General CHAID Overview

The acronym CHAID stands for Chi-squared Automatic Interaction Detector. It is one of the oldest tree classification methods originally proposed by Kass (1980; according to Ripley, 1996, the CHAID algorithm is a descendent of THAID developed by Morgan and Messenger, 1973). Unlike the algorithms implemented in the General Classification and Regression Trees (GC & RT) module of STATISTICA, CHAID will build non-binary trees (i.e., trees where more than two branches can attach to a single root or node), based on a relatively simple algorithm that is particularly well suited for the analysis of larger data sets. Also, because the CHAID algorithm will often effectively yield many multi-way frequency tables (e.g., when classifying a categorical response variable with many categories, based on categorical predictors with many classes), it has been particularly popular in marketing research, in the context of market segmentation studies.

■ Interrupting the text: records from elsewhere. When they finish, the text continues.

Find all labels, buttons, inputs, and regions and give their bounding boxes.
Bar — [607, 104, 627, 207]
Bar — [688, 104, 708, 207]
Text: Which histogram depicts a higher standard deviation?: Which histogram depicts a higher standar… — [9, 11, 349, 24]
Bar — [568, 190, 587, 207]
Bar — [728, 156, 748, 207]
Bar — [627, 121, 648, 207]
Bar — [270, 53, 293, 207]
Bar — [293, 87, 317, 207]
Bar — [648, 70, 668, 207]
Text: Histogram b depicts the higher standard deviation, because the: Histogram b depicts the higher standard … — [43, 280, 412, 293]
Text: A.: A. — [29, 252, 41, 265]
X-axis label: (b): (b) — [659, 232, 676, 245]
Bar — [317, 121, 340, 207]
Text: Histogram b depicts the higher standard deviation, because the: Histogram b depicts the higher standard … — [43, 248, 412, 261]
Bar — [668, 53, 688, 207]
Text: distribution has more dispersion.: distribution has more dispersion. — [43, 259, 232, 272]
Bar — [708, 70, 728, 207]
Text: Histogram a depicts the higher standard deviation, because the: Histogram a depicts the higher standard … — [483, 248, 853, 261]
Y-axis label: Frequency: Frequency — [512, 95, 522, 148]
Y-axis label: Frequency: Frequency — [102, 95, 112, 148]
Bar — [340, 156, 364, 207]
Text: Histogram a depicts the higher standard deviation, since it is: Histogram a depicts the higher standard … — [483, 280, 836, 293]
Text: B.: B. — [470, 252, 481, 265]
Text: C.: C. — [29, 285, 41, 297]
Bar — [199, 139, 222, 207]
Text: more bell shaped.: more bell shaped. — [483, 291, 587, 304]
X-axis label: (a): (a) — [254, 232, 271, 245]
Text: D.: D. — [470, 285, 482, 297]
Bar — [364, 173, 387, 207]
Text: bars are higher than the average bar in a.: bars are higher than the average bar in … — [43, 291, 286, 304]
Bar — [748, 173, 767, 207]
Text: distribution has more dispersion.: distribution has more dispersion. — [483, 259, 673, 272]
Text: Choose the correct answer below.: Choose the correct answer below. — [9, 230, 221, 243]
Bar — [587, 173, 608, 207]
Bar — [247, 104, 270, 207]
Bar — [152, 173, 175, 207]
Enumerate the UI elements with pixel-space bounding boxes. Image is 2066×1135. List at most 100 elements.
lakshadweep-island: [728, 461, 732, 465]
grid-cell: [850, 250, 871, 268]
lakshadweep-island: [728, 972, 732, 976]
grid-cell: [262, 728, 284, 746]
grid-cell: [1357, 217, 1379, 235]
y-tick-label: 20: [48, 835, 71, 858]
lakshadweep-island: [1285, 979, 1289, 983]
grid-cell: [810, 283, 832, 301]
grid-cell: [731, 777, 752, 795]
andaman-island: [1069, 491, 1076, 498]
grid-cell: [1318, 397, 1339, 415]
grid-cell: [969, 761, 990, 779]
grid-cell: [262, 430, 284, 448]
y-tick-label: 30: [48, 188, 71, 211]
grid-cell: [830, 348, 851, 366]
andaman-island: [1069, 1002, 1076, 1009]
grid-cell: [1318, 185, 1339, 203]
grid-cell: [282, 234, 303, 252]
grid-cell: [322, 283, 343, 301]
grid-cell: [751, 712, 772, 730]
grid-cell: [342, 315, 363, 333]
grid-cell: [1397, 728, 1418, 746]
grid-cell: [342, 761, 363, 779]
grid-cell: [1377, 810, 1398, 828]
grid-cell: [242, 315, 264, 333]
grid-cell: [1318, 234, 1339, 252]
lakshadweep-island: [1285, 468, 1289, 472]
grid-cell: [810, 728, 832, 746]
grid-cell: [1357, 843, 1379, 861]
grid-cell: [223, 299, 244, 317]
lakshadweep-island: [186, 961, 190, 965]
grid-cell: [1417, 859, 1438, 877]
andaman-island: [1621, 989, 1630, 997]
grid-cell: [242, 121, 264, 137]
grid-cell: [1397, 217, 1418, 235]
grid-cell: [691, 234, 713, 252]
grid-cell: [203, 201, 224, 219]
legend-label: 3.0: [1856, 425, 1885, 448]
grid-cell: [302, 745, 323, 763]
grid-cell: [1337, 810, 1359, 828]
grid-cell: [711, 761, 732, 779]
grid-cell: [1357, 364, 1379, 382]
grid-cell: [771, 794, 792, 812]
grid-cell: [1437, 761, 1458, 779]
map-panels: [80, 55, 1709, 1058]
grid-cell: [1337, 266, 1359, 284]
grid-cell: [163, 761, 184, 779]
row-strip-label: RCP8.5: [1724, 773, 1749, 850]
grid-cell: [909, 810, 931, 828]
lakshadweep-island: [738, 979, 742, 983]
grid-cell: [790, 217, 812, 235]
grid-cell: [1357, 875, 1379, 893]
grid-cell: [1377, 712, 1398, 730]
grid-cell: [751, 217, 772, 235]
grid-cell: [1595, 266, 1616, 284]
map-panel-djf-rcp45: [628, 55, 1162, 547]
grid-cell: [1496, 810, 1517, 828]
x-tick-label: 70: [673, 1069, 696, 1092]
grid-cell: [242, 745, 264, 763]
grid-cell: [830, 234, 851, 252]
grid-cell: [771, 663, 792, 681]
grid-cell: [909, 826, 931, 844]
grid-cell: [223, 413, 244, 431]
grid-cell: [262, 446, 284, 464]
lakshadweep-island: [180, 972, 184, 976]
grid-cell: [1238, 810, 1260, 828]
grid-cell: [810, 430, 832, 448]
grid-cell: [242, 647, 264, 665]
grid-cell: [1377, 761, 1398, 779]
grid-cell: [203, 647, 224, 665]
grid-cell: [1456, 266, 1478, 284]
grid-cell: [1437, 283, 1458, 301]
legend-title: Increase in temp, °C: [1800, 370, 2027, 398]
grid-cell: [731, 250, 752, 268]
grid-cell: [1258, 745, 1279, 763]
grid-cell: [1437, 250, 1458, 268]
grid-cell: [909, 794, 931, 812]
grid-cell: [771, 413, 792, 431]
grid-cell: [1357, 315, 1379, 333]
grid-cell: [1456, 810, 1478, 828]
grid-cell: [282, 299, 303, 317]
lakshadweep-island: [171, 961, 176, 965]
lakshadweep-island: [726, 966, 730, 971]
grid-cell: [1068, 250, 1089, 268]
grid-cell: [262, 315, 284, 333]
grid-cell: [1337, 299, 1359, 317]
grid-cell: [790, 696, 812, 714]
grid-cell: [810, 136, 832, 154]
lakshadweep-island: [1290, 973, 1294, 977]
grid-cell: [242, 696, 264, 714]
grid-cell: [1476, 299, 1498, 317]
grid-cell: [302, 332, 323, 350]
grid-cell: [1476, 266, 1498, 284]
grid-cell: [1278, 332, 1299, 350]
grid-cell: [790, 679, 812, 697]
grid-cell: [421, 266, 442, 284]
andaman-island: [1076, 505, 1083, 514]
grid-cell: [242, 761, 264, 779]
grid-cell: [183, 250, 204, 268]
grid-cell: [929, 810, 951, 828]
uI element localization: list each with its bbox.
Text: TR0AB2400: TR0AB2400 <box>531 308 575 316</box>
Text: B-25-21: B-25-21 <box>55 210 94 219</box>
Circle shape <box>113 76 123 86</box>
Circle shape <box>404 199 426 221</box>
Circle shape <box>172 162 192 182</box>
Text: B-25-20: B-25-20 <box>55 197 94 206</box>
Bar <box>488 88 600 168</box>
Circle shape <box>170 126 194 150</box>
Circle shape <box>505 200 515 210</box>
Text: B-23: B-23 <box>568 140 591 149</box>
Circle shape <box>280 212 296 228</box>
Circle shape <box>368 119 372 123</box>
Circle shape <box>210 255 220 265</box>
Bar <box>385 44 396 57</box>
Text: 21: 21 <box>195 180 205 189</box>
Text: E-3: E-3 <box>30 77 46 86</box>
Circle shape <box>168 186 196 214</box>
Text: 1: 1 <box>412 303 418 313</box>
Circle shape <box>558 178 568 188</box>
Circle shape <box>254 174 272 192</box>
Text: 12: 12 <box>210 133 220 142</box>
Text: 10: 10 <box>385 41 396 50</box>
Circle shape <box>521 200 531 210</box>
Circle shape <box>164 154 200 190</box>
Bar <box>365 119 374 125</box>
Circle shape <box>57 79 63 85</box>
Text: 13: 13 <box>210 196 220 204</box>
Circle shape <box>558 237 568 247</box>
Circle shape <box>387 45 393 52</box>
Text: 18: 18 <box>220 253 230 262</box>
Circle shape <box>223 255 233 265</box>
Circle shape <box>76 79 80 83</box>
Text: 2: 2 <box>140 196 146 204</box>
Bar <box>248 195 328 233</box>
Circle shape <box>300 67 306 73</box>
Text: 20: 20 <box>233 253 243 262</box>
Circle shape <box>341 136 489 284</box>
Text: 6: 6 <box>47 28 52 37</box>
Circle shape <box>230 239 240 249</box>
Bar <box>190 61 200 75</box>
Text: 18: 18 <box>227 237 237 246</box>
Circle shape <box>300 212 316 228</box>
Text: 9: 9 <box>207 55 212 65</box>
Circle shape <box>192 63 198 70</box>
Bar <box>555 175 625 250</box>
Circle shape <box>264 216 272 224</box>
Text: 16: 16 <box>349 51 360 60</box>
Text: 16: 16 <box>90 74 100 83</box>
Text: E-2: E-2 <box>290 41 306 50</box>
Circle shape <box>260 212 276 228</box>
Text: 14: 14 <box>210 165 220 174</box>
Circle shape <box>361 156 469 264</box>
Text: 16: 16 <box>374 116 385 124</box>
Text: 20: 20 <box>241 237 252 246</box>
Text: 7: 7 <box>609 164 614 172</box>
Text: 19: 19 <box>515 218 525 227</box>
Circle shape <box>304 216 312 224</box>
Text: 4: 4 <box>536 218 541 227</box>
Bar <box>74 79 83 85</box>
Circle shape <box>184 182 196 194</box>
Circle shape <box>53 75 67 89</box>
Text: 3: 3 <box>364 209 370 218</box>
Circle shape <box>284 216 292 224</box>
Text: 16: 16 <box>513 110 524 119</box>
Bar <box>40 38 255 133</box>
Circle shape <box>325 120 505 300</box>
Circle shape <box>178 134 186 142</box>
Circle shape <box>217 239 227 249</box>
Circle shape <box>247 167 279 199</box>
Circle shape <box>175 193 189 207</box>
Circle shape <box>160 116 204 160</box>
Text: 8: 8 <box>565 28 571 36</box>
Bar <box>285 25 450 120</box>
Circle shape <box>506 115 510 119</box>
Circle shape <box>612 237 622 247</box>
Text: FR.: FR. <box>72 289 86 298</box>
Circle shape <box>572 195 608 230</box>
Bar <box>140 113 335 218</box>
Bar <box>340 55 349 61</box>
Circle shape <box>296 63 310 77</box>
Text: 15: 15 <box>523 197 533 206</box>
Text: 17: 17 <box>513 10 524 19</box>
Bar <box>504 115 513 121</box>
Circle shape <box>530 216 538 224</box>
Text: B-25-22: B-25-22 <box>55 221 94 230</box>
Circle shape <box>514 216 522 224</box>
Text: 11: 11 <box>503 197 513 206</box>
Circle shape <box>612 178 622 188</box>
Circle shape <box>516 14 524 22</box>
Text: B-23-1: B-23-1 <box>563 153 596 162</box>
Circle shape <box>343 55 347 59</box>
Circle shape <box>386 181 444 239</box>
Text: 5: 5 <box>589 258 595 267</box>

CHAID is one of three different types of tree-building algorithms available in STATISTICA; other available methods include C & RT algorithms (see General Classification and Regression Trees; see also Breiman, et al., 1984) and QUEST (Quick, Unbiased, Efficient Statistical Trees; see Classification Trees Analysis; see also Loh and Shih, 1997).

In particular, many of the issues discussed in the GC & RT Introductory Overview are applicable to GCHAID as well: Both techniques will construct trees, where each (non-terminal) node identifies a split condition, to yield optimum prediction (of continuous dependent or response variables) or classification (for categorical dependent or response variables). Hence, both types of algorithms can be applied to analyze regression-type problems or classification-type problems (see Classification and Regression Problems in the GC & RT Introductory Overview; QUEST is only applicable to classification-type problems).

See also, Basic Tree-Building Algorithm: CHAID and Exhaustive CHAID and General Computation Issues and Unique Solutions of STATISTICA GCHAID.

Note: there are four different types of tree-building algorithms available in STATISTICA: CHAID (Kass, 1980; see General CHAID Introductory Overview),  C & RT (Breiman, Friedman, Olshen, and Stone, 1984; see General Classification and Regression Trees), QUEST (Loh and Shih, 1997; see Classification Trees Analysis), and Interactive C&RT and CHAID Trees; see also CHAID, C&RT, and QUEST for additional details. For additional discussions of differences between different computational algorithms, see also the Interactive Trees (C & RT, CHAID) Introductory Overview and Missing Data in GC & RT, GCHAID, and Interactive Trees.

Note: Missing data. Missing data in predictor variables are handled differently in the CHAID module, as compared to  the Interactive Trees module. Because the Interactive Trees module does not support ANCOVA-like design matrices, it is more flexible in the handling of missing data. Specifically, in CHAID, observations with missing data in any predictor variable are excluded from the tree-building process itself (even if surrogates are requested; these surrogates are only used to compute predicted values or classifications); in Interactive Trees, variables (and missing data for those variables) can be considered one-by-one, so observations with missing data in the predictors are only excluded from the tree building process, if those variables are chosen for splits and no suitable surrogate was requested or selected. Refer also to Missing Data in GC&RT, GCHAID, and Interactive Trees for additional details.